If it sounds like Bonta — who was appointed attorney general by Newsom in March 2021 — has broadened the scope and emphasis of the Department of Justice, you’d be right.

In an hour-long interview with CalMatters, Bonta said he’s “never, ever” followed the advice he received early in his political career to focus on just a few signature issues. For other takeaways from the interview — including Bonta’s stances on the death penalty and cash bail, and what he plans to do after lawmakers killed a bill he sponsored in response to the U.S. Supreme Court decision expanding gun rights — check out this comprehensive breakdown from CalMatters’ Ben Christopher.
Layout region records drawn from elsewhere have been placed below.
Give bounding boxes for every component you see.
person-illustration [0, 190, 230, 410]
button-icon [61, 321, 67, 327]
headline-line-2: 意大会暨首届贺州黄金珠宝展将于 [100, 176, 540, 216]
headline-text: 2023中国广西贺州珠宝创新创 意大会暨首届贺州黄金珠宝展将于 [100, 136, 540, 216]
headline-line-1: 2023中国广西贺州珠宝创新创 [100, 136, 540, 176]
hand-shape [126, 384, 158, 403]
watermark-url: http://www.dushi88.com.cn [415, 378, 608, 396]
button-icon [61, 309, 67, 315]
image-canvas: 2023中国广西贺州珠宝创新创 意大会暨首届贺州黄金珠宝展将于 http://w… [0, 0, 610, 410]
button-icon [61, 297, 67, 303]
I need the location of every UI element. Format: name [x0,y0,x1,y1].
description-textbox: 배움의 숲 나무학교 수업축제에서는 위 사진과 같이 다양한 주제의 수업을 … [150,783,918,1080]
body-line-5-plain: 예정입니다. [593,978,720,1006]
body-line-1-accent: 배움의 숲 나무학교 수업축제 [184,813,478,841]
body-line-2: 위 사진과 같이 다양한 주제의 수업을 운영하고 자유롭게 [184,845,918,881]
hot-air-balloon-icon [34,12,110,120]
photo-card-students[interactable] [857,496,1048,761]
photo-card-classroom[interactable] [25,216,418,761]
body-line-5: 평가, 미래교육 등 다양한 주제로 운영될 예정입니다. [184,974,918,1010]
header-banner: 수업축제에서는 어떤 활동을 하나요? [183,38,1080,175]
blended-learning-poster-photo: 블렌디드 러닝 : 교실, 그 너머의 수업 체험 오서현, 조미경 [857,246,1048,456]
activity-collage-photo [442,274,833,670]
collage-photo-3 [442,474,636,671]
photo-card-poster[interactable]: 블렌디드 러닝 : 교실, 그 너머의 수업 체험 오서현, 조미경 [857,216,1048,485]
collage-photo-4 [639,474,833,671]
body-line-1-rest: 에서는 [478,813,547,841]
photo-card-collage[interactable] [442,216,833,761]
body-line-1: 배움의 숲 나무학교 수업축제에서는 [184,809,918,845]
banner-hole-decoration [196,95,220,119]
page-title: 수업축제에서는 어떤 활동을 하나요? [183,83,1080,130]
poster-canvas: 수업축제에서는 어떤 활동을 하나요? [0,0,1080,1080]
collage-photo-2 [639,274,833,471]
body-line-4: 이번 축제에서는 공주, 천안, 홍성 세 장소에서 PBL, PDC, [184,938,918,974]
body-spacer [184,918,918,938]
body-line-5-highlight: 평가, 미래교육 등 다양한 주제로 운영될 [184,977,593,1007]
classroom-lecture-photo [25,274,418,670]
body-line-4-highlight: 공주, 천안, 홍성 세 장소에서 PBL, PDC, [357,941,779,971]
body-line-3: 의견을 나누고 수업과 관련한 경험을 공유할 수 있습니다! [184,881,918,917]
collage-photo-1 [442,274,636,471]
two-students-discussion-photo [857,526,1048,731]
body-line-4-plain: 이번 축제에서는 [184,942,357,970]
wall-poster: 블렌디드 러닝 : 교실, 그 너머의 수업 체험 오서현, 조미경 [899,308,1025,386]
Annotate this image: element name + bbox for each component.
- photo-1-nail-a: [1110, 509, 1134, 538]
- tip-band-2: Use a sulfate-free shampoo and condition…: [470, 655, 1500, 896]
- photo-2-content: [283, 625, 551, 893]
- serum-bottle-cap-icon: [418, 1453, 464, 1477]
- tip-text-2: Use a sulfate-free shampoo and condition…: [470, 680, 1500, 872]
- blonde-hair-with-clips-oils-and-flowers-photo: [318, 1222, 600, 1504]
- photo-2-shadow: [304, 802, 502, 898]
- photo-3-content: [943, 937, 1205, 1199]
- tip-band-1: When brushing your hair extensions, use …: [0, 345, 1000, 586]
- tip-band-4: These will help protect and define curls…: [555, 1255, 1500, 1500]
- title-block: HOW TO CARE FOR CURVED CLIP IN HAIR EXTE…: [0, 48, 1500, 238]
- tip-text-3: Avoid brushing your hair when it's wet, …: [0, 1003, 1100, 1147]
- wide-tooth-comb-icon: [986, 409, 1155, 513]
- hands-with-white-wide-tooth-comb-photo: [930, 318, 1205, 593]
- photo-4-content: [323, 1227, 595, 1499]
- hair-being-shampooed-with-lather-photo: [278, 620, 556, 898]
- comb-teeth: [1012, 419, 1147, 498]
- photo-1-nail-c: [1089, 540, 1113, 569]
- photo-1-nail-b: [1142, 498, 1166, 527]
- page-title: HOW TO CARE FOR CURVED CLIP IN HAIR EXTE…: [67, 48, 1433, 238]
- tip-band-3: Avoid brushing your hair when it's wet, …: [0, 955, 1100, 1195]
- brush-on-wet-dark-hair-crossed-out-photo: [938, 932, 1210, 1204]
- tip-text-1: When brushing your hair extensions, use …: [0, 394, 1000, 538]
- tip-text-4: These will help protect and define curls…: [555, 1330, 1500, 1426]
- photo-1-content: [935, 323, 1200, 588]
  • Something to keep an eye on: Whether Bonta will push for changes to Proposition 57, approved by California voters in 2016, that allows certain prison inmates to earn good conduct credits at a faster rate and narrowed the number of crimes considered as “violent” felonies, among other things.
  • Prop. 57 reentered the headlines following an April gang shootout in Sacramento that left six dead and 12 injured. It later emerged that Smiley Martin, one of the suspects charged with murder in the case, had spent just four years in prison despite a 10-year sentence — partially because the crimes of which he was convicted, including domestic violence and assault likely to cause great bodily injury, are considered “nonviolent” under California penal code.
  • Bonta told CalMatters: “Domestic violence, human trafficking, rape of an unconscious person — all of those should be discussed and potentially changed under whatever the appropriate means is for Prop. 57. I think if people are asked … ‘Is this a violent crime? Or is it not a violent crime?’ I think people will say, ‘It’s a violent crime,’ so I think those should be considered for change.”